Excerpt: Deep in the Night
Book 2: Hot City Nights Series

What if she’s not here? Roman he thought as he made the rounds of the art institute’s smaller studios, finding them mostly unoccupied, and growing more frantic by the second. Summer had promised to stay put while he was at that fucking meeting. What if some nut got a hold of her while he was away?
It would tear him apart if anything happened to her—and not just because of the professional shame of having failed to protect her. He was quite literally ready to die for her, not just to fulfill his duty, but because he couldn’t bear to think of her coming to any harm if he could prevent it. She’d grown on him, with her unique brand of naive worldliness, connected with him in a way he hadn’t expected and never would have predicted, given her freewheeling personality and dubious occupation.
Then there was the fact that she was just about the most smoking hot, wildly sexy woman he’d ever ever met, a woman whose “only real source of entertainment,” as she put it, was tempting and teasing him. Keeping his distance from her was just about the hardest thing he’d ever had to do.
As Roman approached the last door in the hall, he heard Marvin Gaye singing “What’s Going On,” so he knew that studio was occupied. Summer, please be here. He yanked the door open with a shaking hand. Please, God, let her be—
He stilled in the open doorway, dripping rainwater and staring, his hand on the knob. Summer’s friend Lily, standing at an enormous easel with a brush in her hand, turned to look at him. She stabbed a button on one of those little portable speakers, and the music abruptly ceased, replaced with ringing silence. “Roman,” she said uneasily. “Hey.”
The immense canvas on which she was working was all kind of grayish brown except for the outline of a reclining female form rendered in delicate, sepia brushstrokes.
“Roman?” Summer’s voice came from behind the canvas.
Roman stepped around Lily and stood rooted to the spot, staring.
A large wooden platform stood against the back wall, heaped with enormous pillows and draped in velvet, on top of which Summer lounged on her side, facing away from him but looking back over her shoulder. On the other side of her, in front of a red satin curtain that covered most of the wall, was a television. Her right hand, which rested gracefully on her hip, held a remote control.
The reason he couldn’t stop staring, of course, was that she was completely… and magnificently… nude.
♦ ♦ ♦
Summer gasped at Roman as he gaped at her. He was sodden from head to toe, his suit and loosened tie hanging limply, wet tendrils of hair stuck to his forehead. His chest pumped like a bellows; he was as pale as chalk.
“Oh, God, Roman.” Summer sat up, clutching a length of velvet to her chest. “I’m sorry.”
“It’s all my fault, Roman,” Lily said. “I talked her into coming here to pose for me. I…”
He turned and gave Lily a look so fiercely grim that she flinched.
“I think I’ll get some coffee. Anyone want some coffee? No?” Lily plunked her brush in a coffee can full of turpentine and fled through the open door.
Roman leaned back against the wall, as if his legs wouldn’t support him anymore. “I didn’t know where you were,” he said shakily.
“I… I texted you.”
“Without telling me where you went, or using the duress code, or taking the panic button with you. I tried calling you, but you didn’t answer.”
“I didn’t hear it ring.
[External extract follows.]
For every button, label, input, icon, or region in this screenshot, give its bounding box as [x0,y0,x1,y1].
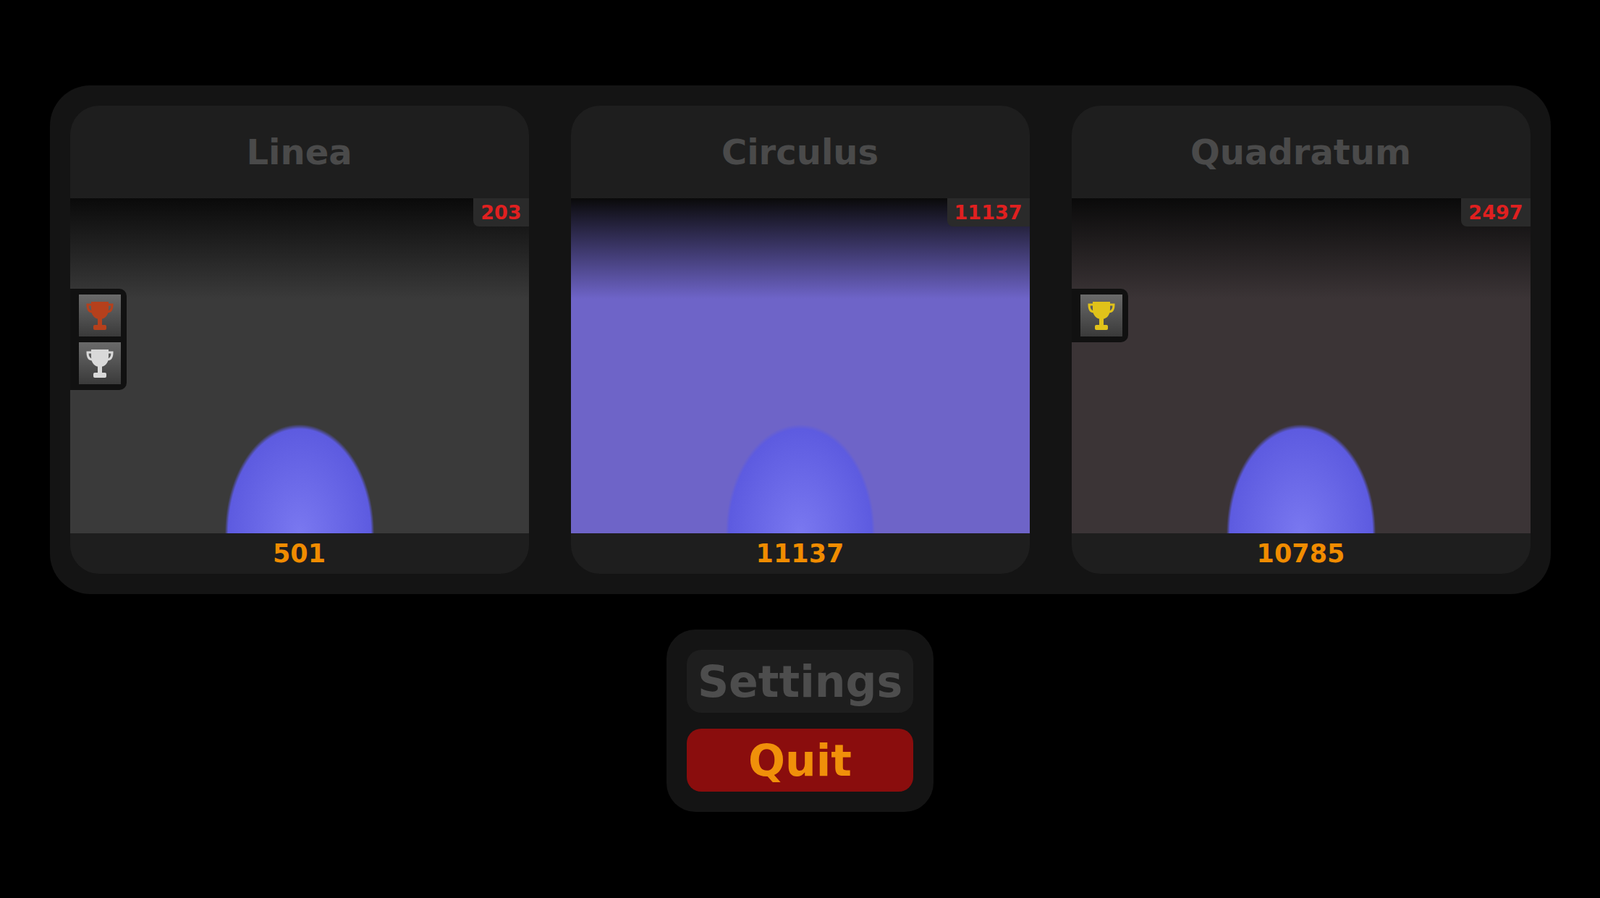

The music…” Remorse galloped through Summer, sudden and sickening. “God, I’m such an idiot.”
“I thought…” He leaned over and rested his hands on his knees. “I didn’t know what to think.”
“I’m sorry, Roman,” she said sincerely, swallowing down the tears that threatened. “I’m so sorry.”
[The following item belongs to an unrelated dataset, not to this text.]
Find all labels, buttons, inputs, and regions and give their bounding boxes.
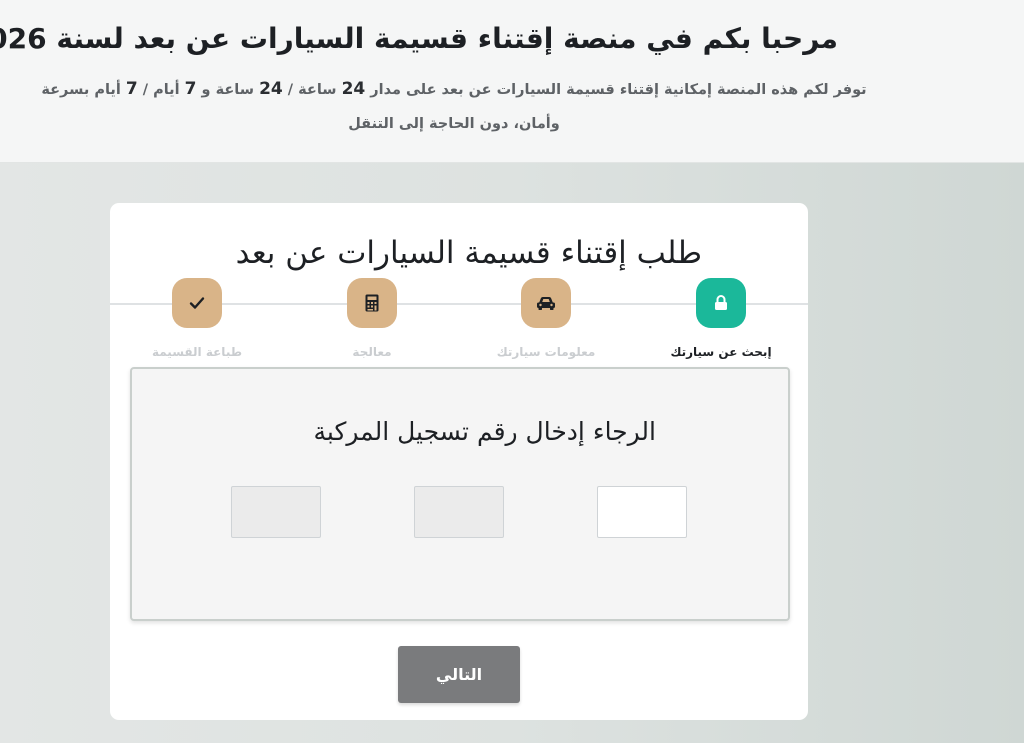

“You damn well should be.” Straightening up, he stalked to the doorway. She thought he was going to storm through it, but he paused with his back to her, raking both trembling hands through his hair. Summer held her breath as he stood there, wondering what he was going to do.
He kicked the door closed. Her heart slammed in her chest.
A drawing table stood nearby. He grabbed it and shoved it against the door, propping it under the knob to lock them in.
He turned and strode toward her, tearing off his jacket and hurling it onto the floor. The wooden platform groaned as he stepped onto it, and then he was over her, pushing her roughly onto her back. He seized the piece of velvet she still held to her chest and flung it aside.